Katie Paterson is one of Scotland’s most renowned artists, who looks up to the stars and back down at the earth, considering our relationship to the planet, cosmos, and deep time. Born in Glasgow in 1981 and studying at Edinburgh College of Art and The Slade School of Art, Paterson has featured in exhibitions worldwide, including Kettle’s Yard, Turner Contemporary, and BAWAG Contemporary. Paterson collaborates with scientists and produces in-depth research to create works that bridge the gap between science and contemporary art.
‘Requiem’ turns its attention to geological time. The exhibition’s interpretative text emphasises that Paterson is not only a climate scientist who produces artwork but that she is heavily influenced by a ‘Romantic sensibility’ – i.e. an emotive rather than empirical attitude towards nature. Indeed one could see a 19th Century poet pleased by this exhibition, which prompts a philosophical outlook on our relationship with the universe rather than a purely scientific one.
‘Requiem’, the exhibition’s focus, comprises an urn filled with dust from before the Earth existed, all the way to the present day. Exhibition-goers and community groups can participate by pouring the dust of each of the 370 vials into the urn. The vials are positioned onto a shelf circumferencing the gallery, offering a visual representation of deep time and geological history that invites viewers to consider their small place within it. A publication accompanies this particular work, with commentary on each of the 370 different powders by the chair of the Anthropocene Working Group: Jan Zalasiewicz. From an Ancestral Pueblo pottery shard, one powder contemplates the disappearance of The Ancestral Puebloans. Another looks at early Triassic fish that thrived when other species couldn’t. The depth of research placed into each of these points in time creates compelling works that imitate short stories.

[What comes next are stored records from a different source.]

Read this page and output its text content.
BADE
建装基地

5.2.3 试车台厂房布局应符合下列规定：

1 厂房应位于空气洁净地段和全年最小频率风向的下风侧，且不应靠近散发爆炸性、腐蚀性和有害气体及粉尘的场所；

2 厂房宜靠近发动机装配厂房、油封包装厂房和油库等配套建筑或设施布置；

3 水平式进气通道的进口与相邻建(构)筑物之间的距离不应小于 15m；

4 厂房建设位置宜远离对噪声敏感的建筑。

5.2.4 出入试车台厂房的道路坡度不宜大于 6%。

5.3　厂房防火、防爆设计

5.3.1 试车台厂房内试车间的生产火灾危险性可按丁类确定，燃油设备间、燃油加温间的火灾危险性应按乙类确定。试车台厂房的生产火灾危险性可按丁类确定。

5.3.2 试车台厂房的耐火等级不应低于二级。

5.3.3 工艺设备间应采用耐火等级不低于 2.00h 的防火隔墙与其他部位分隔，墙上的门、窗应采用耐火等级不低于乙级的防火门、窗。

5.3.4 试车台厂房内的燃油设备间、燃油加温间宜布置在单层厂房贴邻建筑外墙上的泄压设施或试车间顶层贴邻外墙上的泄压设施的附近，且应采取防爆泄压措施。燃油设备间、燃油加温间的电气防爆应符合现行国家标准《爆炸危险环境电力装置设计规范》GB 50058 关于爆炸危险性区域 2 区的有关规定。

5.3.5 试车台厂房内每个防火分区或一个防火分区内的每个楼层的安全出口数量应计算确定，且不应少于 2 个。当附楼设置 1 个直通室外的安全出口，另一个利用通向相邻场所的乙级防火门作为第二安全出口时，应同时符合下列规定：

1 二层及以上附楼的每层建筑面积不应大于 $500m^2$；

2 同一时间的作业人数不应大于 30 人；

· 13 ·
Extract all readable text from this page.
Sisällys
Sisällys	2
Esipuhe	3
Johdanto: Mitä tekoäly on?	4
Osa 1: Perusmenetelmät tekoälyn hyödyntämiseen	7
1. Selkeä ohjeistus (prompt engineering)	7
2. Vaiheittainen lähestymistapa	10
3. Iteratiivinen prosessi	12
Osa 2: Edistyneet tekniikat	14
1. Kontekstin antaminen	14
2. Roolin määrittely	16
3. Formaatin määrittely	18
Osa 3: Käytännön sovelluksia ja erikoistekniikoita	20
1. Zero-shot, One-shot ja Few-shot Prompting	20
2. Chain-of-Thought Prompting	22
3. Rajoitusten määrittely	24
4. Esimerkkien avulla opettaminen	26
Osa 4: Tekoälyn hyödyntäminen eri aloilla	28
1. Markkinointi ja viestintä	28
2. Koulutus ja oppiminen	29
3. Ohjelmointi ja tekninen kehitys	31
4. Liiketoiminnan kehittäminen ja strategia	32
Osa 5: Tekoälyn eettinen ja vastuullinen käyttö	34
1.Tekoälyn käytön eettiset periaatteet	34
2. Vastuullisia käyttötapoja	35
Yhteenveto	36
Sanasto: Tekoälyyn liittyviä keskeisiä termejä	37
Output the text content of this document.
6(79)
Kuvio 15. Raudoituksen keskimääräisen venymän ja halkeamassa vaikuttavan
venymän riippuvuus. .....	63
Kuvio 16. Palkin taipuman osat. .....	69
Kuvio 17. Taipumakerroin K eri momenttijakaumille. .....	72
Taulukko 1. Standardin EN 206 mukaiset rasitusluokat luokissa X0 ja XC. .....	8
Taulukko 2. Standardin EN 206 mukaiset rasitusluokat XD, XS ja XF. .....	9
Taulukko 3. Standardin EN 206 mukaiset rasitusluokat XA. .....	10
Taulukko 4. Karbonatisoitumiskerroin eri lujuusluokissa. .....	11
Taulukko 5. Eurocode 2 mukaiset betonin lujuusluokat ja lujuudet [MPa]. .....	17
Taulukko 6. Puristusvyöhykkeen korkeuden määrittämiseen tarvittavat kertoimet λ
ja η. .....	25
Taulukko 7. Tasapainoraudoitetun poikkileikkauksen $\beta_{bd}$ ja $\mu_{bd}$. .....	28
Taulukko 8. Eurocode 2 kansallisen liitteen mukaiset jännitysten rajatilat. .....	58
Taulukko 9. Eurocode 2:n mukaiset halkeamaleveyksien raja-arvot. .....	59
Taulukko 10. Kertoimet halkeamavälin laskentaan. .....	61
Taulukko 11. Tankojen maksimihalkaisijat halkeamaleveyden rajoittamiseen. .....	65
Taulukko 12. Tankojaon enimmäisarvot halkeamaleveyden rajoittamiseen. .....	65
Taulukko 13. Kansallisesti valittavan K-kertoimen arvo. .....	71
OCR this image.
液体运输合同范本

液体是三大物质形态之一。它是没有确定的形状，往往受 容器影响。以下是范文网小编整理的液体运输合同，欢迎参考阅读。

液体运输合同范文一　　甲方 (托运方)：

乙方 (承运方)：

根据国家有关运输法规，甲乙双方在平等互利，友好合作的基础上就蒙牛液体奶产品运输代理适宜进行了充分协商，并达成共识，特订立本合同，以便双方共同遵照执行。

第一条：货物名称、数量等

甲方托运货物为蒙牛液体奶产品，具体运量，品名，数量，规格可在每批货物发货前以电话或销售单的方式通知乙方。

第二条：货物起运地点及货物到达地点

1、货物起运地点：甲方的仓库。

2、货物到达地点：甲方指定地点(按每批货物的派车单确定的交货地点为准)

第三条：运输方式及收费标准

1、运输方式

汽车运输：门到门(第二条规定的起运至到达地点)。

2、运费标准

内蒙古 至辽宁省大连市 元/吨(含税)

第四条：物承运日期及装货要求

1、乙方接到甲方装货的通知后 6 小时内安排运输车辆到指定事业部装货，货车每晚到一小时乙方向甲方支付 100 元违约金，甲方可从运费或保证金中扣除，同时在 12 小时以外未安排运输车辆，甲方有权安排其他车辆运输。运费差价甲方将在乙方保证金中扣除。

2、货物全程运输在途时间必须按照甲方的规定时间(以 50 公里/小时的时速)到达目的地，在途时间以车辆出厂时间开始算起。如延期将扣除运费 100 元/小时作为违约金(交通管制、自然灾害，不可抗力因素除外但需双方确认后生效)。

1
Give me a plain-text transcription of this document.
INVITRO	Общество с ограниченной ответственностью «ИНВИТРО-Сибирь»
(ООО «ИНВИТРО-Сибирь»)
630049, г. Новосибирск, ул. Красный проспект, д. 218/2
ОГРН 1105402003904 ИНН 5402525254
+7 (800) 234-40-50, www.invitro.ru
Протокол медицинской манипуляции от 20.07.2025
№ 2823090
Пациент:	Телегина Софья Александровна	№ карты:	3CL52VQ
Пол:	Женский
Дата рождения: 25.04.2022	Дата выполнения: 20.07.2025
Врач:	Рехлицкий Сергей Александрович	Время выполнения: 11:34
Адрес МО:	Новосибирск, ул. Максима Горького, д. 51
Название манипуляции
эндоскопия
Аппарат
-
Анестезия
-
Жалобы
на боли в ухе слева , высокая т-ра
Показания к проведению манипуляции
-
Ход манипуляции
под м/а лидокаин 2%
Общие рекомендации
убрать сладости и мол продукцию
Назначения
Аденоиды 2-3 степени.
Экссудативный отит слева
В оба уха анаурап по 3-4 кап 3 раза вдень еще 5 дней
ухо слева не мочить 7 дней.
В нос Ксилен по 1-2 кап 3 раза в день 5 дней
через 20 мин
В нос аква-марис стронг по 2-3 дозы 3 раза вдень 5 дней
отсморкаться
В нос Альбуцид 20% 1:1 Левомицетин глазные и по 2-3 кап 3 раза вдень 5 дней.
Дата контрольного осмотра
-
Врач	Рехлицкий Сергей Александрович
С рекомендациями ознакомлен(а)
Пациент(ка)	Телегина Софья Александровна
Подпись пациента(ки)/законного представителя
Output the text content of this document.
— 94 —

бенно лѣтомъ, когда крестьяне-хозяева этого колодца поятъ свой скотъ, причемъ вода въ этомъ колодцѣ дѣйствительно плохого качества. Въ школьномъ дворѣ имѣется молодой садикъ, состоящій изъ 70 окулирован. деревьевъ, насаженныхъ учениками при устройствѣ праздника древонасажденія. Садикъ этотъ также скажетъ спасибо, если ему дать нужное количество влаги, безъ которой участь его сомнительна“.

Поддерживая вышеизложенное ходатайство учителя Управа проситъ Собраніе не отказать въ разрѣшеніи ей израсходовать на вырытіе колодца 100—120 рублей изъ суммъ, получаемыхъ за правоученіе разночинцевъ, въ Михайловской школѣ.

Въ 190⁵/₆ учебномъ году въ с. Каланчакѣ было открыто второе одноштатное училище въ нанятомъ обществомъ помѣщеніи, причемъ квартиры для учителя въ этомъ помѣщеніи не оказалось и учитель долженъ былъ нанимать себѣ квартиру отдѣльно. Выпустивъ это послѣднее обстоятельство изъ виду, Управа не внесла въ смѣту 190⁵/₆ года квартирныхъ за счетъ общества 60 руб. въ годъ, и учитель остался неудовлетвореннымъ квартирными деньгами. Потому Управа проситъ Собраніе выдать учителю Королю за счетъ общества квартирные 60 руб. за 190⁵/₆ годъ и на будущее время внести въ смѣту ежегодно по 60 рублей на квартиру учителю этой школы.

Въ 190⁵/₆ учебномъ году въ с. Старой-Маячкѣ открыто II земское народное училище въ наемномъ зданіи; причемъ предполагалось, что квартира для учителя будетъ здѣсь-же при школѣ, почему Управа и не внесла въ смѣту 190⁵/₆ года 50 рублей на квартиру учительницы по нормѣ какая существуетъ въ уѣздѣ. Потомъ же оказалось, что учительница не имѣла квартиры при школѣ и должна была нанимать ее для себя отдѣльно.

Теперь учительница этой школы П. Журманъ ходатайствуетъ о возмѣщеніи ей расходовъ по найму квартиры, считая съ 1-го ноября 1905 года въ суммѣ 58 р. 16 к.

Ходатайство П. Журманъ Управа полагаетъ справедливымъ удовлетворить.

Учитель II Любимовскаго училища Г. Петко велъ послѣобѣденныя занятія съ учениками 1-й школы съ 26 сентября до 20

‘Evergreen’, a work on the gallery’s top floor, embroiders extinct plants onto silk. Each thread is an articulation of death and incriminates the helpless viewer. Time is visualised again by ‘Endling’, a circular painting which grounds its pigments from the dust of 5 billion years ago to the trees that survived Hiroshima. The clock face of the painting and its accompanying diagram prompts the viewer to consider geological time in terms of our daily understanding of time. Each day, Paterson suggests, represents a singular tick of the geological clock.
Other works include ‘To Burn, Forest, Fire’, which uses incense to help the viewer scent Earth’s first and last forests, while ‘The Moment’ uses an hourglass filled with stardust to visualise further the ticking of the geological clock. The greatest success of the exhibition is its ability to attend to a huge scope of history and make it accessible and consumable to an eager audience. However, this does not diminish its melancholy; as Paterson notes: ‘It is an elegy to a disappearing world. A lament.’